The ‘Fighting G’ is nearing the end of a seven-month deployment to the South Atlantic and made her way through the turquoise waters of Drygalski Fjord to the BAS on South Georgia after rounding off her Falklands patrol.
The ship deployed her Lynx helicopter to help their conservation work by taking aerial photographic surveys of eight glaciers which will allow the BAS to compare these with previous images and determine if the glaciers are retreating and at what rate.
In South Georgia this is particularly important for the millions of ground nesting birds as the glaciers are the only thing preventing rats from stealing their eggs and threatening their survival.
HMS Gloucester’s visit came at the height of the southern summer which meant that the sailors were also treated to visits from inquisitive fur seal pups and penguins on the island.
South Georgia Environment Officer Darren Christie said:
The photos were absolutely brilliant. I can’t emphasise enough how important this information is to the management of the island and it isn’t something we could have easily achieved without HMS Gloucester’s assistance.

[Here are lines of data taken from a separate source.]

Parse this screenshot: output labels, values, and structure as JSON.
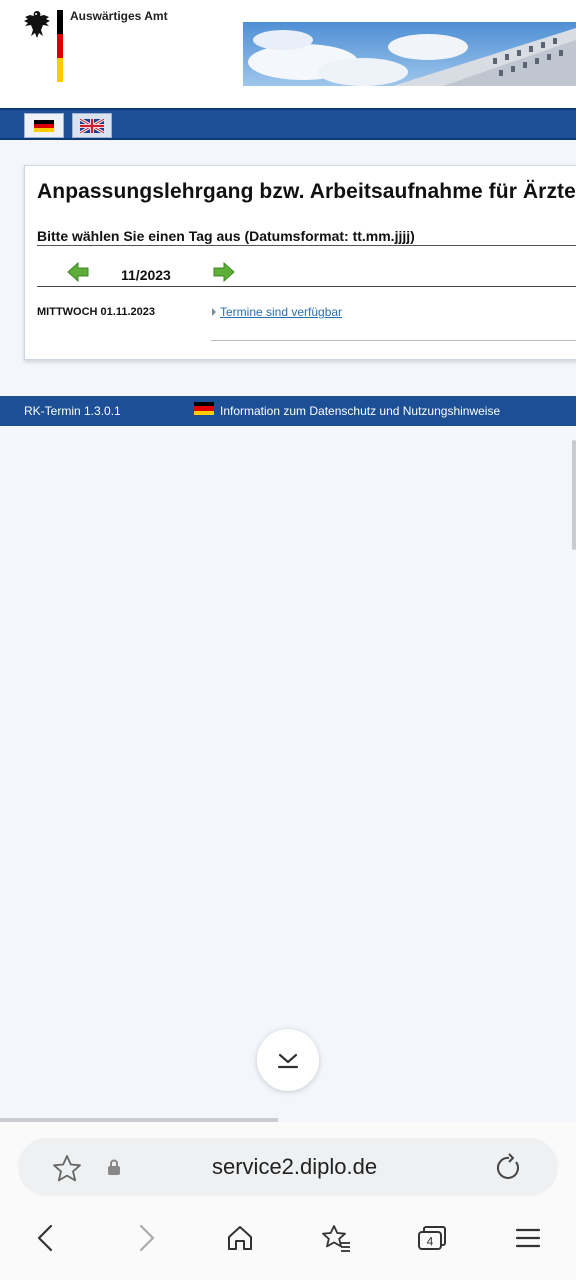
{
  "header": {
    "brand": "Auswärtiges Amt",
    "flag_colors": [
      "#000000",
      "#dd0000",
      "#ffcc00"
    ]
  },
  "languages": [
    {
      "code": "de",
      "icon": "german-flag-icon"
    },
    {
      "code": "en",
      "icon": "uk-flag-icon"
    }
  ],
  "content": {
    "title": "Anpassungslehrgang bzw. Arbeitsaufnahme für Ärzte",
    "subtitle": "Bitte wählen Sie einen Tag aus (Datumsformat: tt.mm.jjjj)",
    "month": "11/2023",
    "day_label": "MITTWOCH 01.11.2023",
    "slot_link": "Termine sind verfügbar"
  },
  "footer": {
    "version": "RK-Termin 1.3.0.1",
    "privacy": "Information zum Datenschutz und Nutzungshinweise"
  },
  "browser": {
    "url": "service2.diplo.de",
    "tab_count": "4"
  },
  "colors": {
    "accent_blue": "#1c4f96",
    "link": "#2a6fb3",
    "nav_arrow_green": "#5fae3a"
  }
}
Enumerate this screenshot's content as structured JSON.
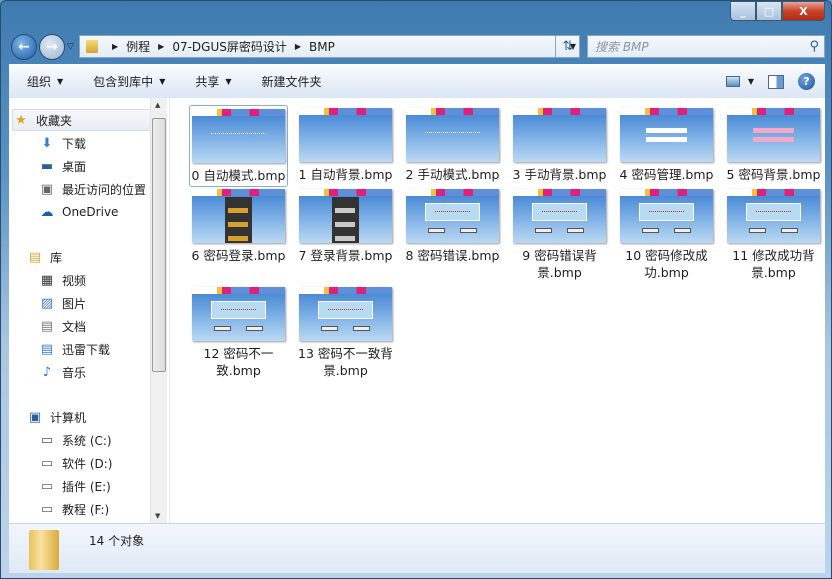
{
  "window": {
    "minimize": "_",
    "maximize": "□",
    "close": "X"
  },
  "address": {
    "crumbs": [
      "例程",
      "07-DGUS屏密码设计",
      "BMP"
    ]
  },
  "search": {
    "placeholder": "搜索 BMP"
  },
  "toolbar": {
    "organize": "组织",
    "include": "包含到库中",
    "share": "共享",
    "new_folder": "新建文件夹"
  },
  "sidebar": {
    "favorites": {
      "label": "收藏夹",
      "items": [
        "下载",
        "桌面",
        "最近访问的位置",
        "OneDrive"
      ]
    },
    "libraries": {
      "label": "库",
      "items": [
        "视频",
        "图片",
        "文档",
        "迅雷下载",
        "音乐"
      ]
    },
    "computer": {
      "label": "计算机",
      "items": [
        "系统 (C:)",
        "软件 (D:)",
        "插件 (E:)",
        "教程 (F:)"
      ]
    }
  },
  "files": [
    {
      "name": "0 自动模式.bmp",
      "kind": "text"
    },
    {
      "name": "1 自动背景.bmp",
      "kind": "plain"
    },
    {
      "name": "2 手动模式.bmp",
      "kind": "text"
    },
    {
      "name": "3 手动背景.bmp",
      "kind": "plain"
    },
    {
      "name": "4 密码管理.bmp",
      "kind": "fields"
    },
    {
      "name": "5 密码背景.bmp",
      "kind": "fields-pink"
    },
    {
      "name": "6 密码登录.bmp",
      "kind": "keypad-gold"
    },
    {
      "name": "7 登录背景.bmp",
      "kind": "keypad-gray"
    },
    {
      "name": "8 密码错误.bmp",
      "kind": "dialog"
    },
    {
      "name": "9 密码错误背景.bmp",
      "kind": "dialog"
    },
    {
      "name": "10 密码修改成功.bmp",
      "kind": "dialog"
    },
    {
      "name": "11 修改成功背景.bmp",
      "kind": "dialog"
    },
    {
      "name": "12 密码不一致.bmp",
      "kind": "dialog"
    },
    {
      "name": "13 密码不一致背景.bmp",
      "kind": "dialog"
    }
  ],
  "status": {
    "count": "14 个对象"
  }
}
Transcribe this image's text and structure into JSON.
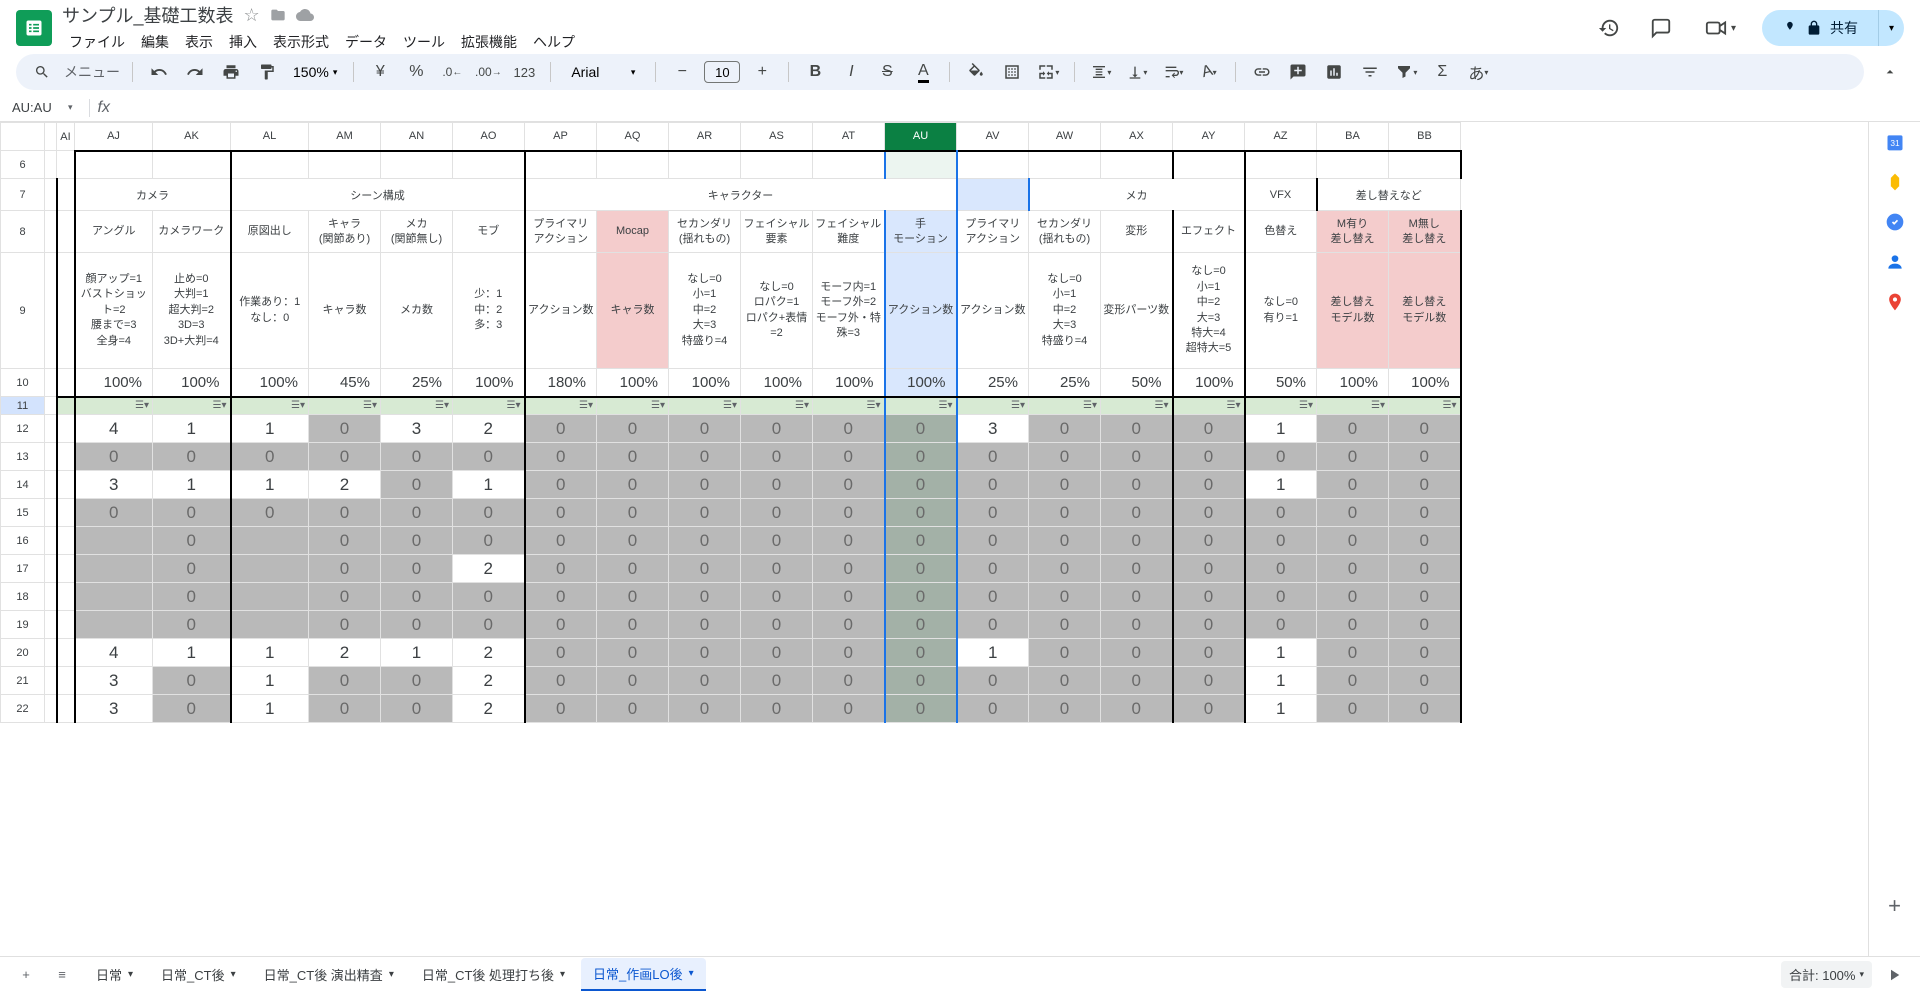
{
  "docTitle": "サンプル_基礎工数表",
  "menus": [
    "ファイル",
    "編集",
    "表示",
    "挿入",
    "表示形式",
    "データ",
    "ツール",
    "拡張機能",
    "ヘルプ"
  ],
  "searchPlaceholder": "メニュー",
  "zoom": "150%",
  "font": "Arial",
  "fontSize": "10",
  "shareLabel": "共有",
  "nameBox": "AU:AU",
  "statusSum": "合計: 100%",
  "cols": [
    "AI",
    "AJ",
    "AK",
    "AL",
    "AM",
    "AN",
    "AO",
    "AP",
    "AQ",
    "AR",
    "AS",
    "AT",
    "AU",
    "AV",
    "AW",
    "AX",
    "AY",
    "AZ",
    "BA",
    "BB"
  ],
  "selectedCol": "AU",
  "rows": [
    "6",
    "7",
    "8",
    "9",
    "10",
    "11",
    "12",
    "13",
    "14",
    "15",
    "16",
    "17",
    "18",
    "19",
    "20",
    "21",
    "22"
  ],
  "groupHeaders": {
    "camera": "カメラ",
    "scene": "シーン構成",
    "character": "キャラクター",
    "mecha": "メカ",
    "vfx": "VFX",
    "replace": "差し替えなど"
  },
  "subHeaders": {
    "AJ": "アングル",
    "AK": "カメラワーク",
    "AL": "原図出し",
    "AM": "キャラ\n(関節あり)",
    "AN": "メカ\n(関節無し)",
    "AO": "モブ",
    "AP": "プライマリ\nアクション",
    "AQ": "Mocap",
    "AR": "セカンダリ\n(揺れもの)",
    "AS": "フェイシャル\n要素",
    "AT": "フェイシャル\n難度",
    "AU": "手\nモーション",
    "AV": "プライマリ\nアクション",
    "AW": "セカンダリ\n(揺れもの)",
    "AX": "変形",
    "AY": "エフェクト",
    "AZ": "色替え",
    "BA": "M有り\n差し替え",
    "BB": "M無し\n差し替え"
  },
  "descHeaders": {
    "AJ": "顔アップ=1\nバストショット=2\n腰まで=3\n全身=4",
    "AK": "止め=0\n大判=1\n超大判=2\n3D=3\n3D+大判=4",
    "AL": "作業あり：1\nなし：0",
    "AM": "キャラ数",
    "AN": "メカ数",
    "AO": "少：1\n中：2\n多：3",
    "AP": "アクション数",
    "AQ": "キャラ数",
    "AR": "なし=0\n小=1\n中=2\n大=3\n特盛り=4",
    "AS": "なし=0\nロパク=1\nロパク+表情=2",
    "AT": "モーフ内=1\nモーフ外=2\nモーフ外・特殊=3",
    "AU": "アクション数",
    "AV": "アクション数",
    "AW": "なし=0\n小=1\n中=2\n大=3\n特盛り=4",
    "AX": "変形パーツ数",
    "AY": "なし=0\n小=1\n中=2\n大=3\n特大=4\n超特大=5",
    "AZ": "なし=0\n有り=1",
    "BA": "差し替え\nモデル数",
    "BB": "差し替え\nモデル数"
  },
  "pctRow": {
    "AJ": "100%",
    "AK": "100%",
    "AL": "100%",
    "AM": "45%",
    "AN": "25%",
    "AO": "100%",
    "AP": "180%",
    "AQ": "100%",
    "AR": "100%",
    "AS": "100%",
    "AT": "100%",
    "AU": "100%",
    "AV": "25%",
    "AW": "25%",
    "AX": "50%",
    "AY": "100%",
    "AZ": "50%",
    "BA": "100%",
    "BB": "100%"
  },
  "dataRows": [
    {
      "r": "12",
      "AJ": "4",
      "AK": "1",
      "AL": "1",
      "AM": "0",
      "AN": "3",
      "AO": "2",
      "AP": "0",
      "AQ": "0",
      "AR": "0",
      "AS": "0",
      "AT": "0",
      "AU": "0",
      "AV": "3",
      "AW": "0",
      "AX": "0",
      "AY": "0",
      "AZ": "1",
      "BA": "0",
      "BB": "0",
      "white": [
        "AJ",
        "AK",
        "AL",
        "AN",
        "AO",
        "AV",
        "AZ"
      ]
    },
    {
      "r": "13",
      "AJ": "0",
      "AK": "0",
      "AL": "0",
      "AM": "0",
      "AN": "0",
      "AO": "0",
      "AP": "0",
      "AQ": "0",
      "AR": "0",
      "AS": "0",
      "AT": "0",
      "AU": "0",
      "AV": "0",
      "AW": "0",
      "AX": "0",
      "AY": "0",
      "AZ": "0",
      "BA": "0",
      "BB": "0",
      "white": []
    },
    {
      "r": "14",
      "AJ": "3",
      "AK": "1",
      "AL": "1",
      "AM": "2",
      "AN": "0",
      "AO": "1",
      "AP": "0",
      "AQ": "0",
      "AR": "0",
      "AS": "0",
      "AT": "0",
      "AU": "0",
      "AV": "0",
      "AW": "0",
      "AX": "0",
      "AY": "0",
      "AZ": "1",
      "BA": "0",
      "BB": "0",
      "white": [
        "AJ",
        "AK",
        "AL",
        "AM",
        "AO",
        "AZ"
      ]
    },
    {
      "r": "15",
      "AJ": "0",
      "AK": "0",
      "AL": "0",
      "AM": "0",
      "AN": "0",
      "AO": "0",
      "AP": "0",
      "AQ": "0",
      "AR": "0",
      "AS": "0",
      "AT": "0",
      "AU": "0",
      "AV": "0",
      "AW": "0",
      "AX": "0",
      "AY": "0",
      "AZ": "0",
      "BA": "0",
      "BB": "0",
      "white": []
    },
    {
      "r": "16",
      "AJ": "",
      "AK": "0",
      "AL": "",
      "AM": "0",
      "AN": "0",
      "AO": "0",
      "AP": "0",
      "AQ": "0",
      "AR": "0",
      "AS": "0",
      "AT": "0",
      "AU": "0",
      "AV": "0",
      "AW": "0",
      "AX": "0",
      "AY": "0",
      "AZ": "0",
      "BA": "0",
      "BB": "0",
      "white": []
    },
    {
      "r": "17",
      "AJ": "",
      "AK": "0",
      "AL": "",
      "AM": "0",
      "AN": "0",
      "AO": "2",
      "AP": "0",
      "AQ": "0",
      "AR": "0",
      "AS": "0",
      "AT": "0",
      "AU": "0",
      "AV": "0",
      "AW": "0",
      "AX": "0",
      "AY": "0",
      "AZ": "0",
      "BA": "0",
      "BB": "0",
      "white": [
        "AO"
      ]
    },
    {
      "r": "18",
      "AJ": "",
      "AK": "0",
      "AL": "",
      "AM": "0",
      "AN": "0",
      "AO": "0",
      "AP": "0",
      "AQ": "0",
      "AR": "0",
      "AS": "0",
      "AT": "0",
      "AU": "0",
      "AV": "0",
      "AW": "0",
      "AX": "0",
      "AY": "0",
      "AZ": "0",
      "BA": "0",
      "BB": "0",
      "white": []
    },
    {
      "r": "19",
      "AJ": "",
      "AK": "0",
      "AL": "",
      "AM": "0",
      "AN": "0",
      "AO": "0",
      "AP": "0",
      "AQ": "0",
      "AR": "0",
      "AS": "0",
      "AT": "0",
      "AU": "0",
      "AV": "0",
      "AW": "0",
      "AX": "0",
      "AY": "0",
      "AZ": "0",
      "BA": "0",
      "BB": "0",
      "white": []
    },
    {
      "r": "20",
      "AJ": "4",
      "AK": "1",
      "AL": "1",
      "AM": "2",
      "AN": "1",
      "AO": "2",
      "AP": "0",
      "AQ": "0",
      "AR": "0",
      "AS": "0",
      "AT": "0",
      "AU": "0",
      "AV": "1",
      "AW": "0",
      "AX": "0",
      "AY": "0",
      "AZ": "1",
      "BA": "0",
      "BB": "0",
      "white": [
        "AJ",
        "AK",
        "AL",
        "AM",
        "AN",
        "AO",
        "AV",
        "AZ"
      ]
    },
    {
      "r": "21",
      "AJ": "3",
      "AK": "0",
      "AL": "1",
      "AM": "0",
      "AN": "0",
      "AO": "2",
      "AP": "0",
      "AQ": "0",
      "AR": "0",
      "AS": "0",
      "AT": "0",
      "AU": "0",
      "AV": "0",
      "AW": "0",
      "AX": "0",
      "AY": "0",
      "AZ": "1",
      "BA": "0",
      "BB": "0",
      "white": [
        "AJ",
        "AL",
        "AO",
        "AZ"
      ]
    },
    {
      "r": "22",
      "AJ": "3",
      "AK": "0",
      "AL": "1",
      "AM": "0",
      "AN": "0",
      "AO": "2",
      "AP": "0",
      "AQ": "0",
      "AR": "0",
      "AS": "0",
      "AT": "0",
      "AU": "0",
      "AV": "0",
      "AW": "0",
      "AX": "0",
      "AY": "0",
      "AZ": "1",
      "BA": "0",
      "BB": "0",
      "white": [
        "AJ",
        "AL",
        "AO",
        "AZ"
      ]
    }
  ],
  "sheetTabs": [
    {
      "name": "日常",
      "dd": true
    },
    {
      "name": "日常_CT後",
      "dd": true
    },
    {
      "name": "日常_CT後 演出精査",
      "dd": true
    },
    {
      "name": "日常_CT後 処理打ち後",
      "dd": true
    },
    {
      "name": "日常_作画LO後",
      "dd": true,
      "active": true
    }
  ]
}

The ship’s company also helped to bring stores and equipment to the island and moved the BAS around their different satellite stations.
Gloucester’s Commanding Officer, Commander David George, said:
To go to such a place is an immense privilege. For sailors, it is something unusual and of low-intensity but it reminds us that there are other things. Things that are worth striving or fighting for come in many shapes and sizes, and one of them is that this wonderful haven should be conserved, which, in this day and age, is being managed by people like the British Antarctic Survey and the South Georgia Government.
The Type 42 destroyers are equipped with the Sea Dart medium-range air defence missile system which, in its primary role, is designed to provide area air defence to a group of ships, although it is also effective against surface targets at sea. In addition to their role as an air defence platform the Type 42 destroyers operate independently, carrying out patrol and boarding operations.
The present HMS Gloucester was one of the last four of the class to be built. They have a lengthened hull design giving better seakeeping qualities and greater endurance.
The ship was built by Vosper Thornycroft at Woolston in Southampton and was launched on 2 November 1982 by Her Royal Highness The Duchess of Gloucester. The ship retains links with the Rifles regiment and the city of Gloucester. The ship’s crest features a horseshoe, part of the city’s Tudor Arms. The ships motto is ‘Prorsum’ which means ‘Onwards’.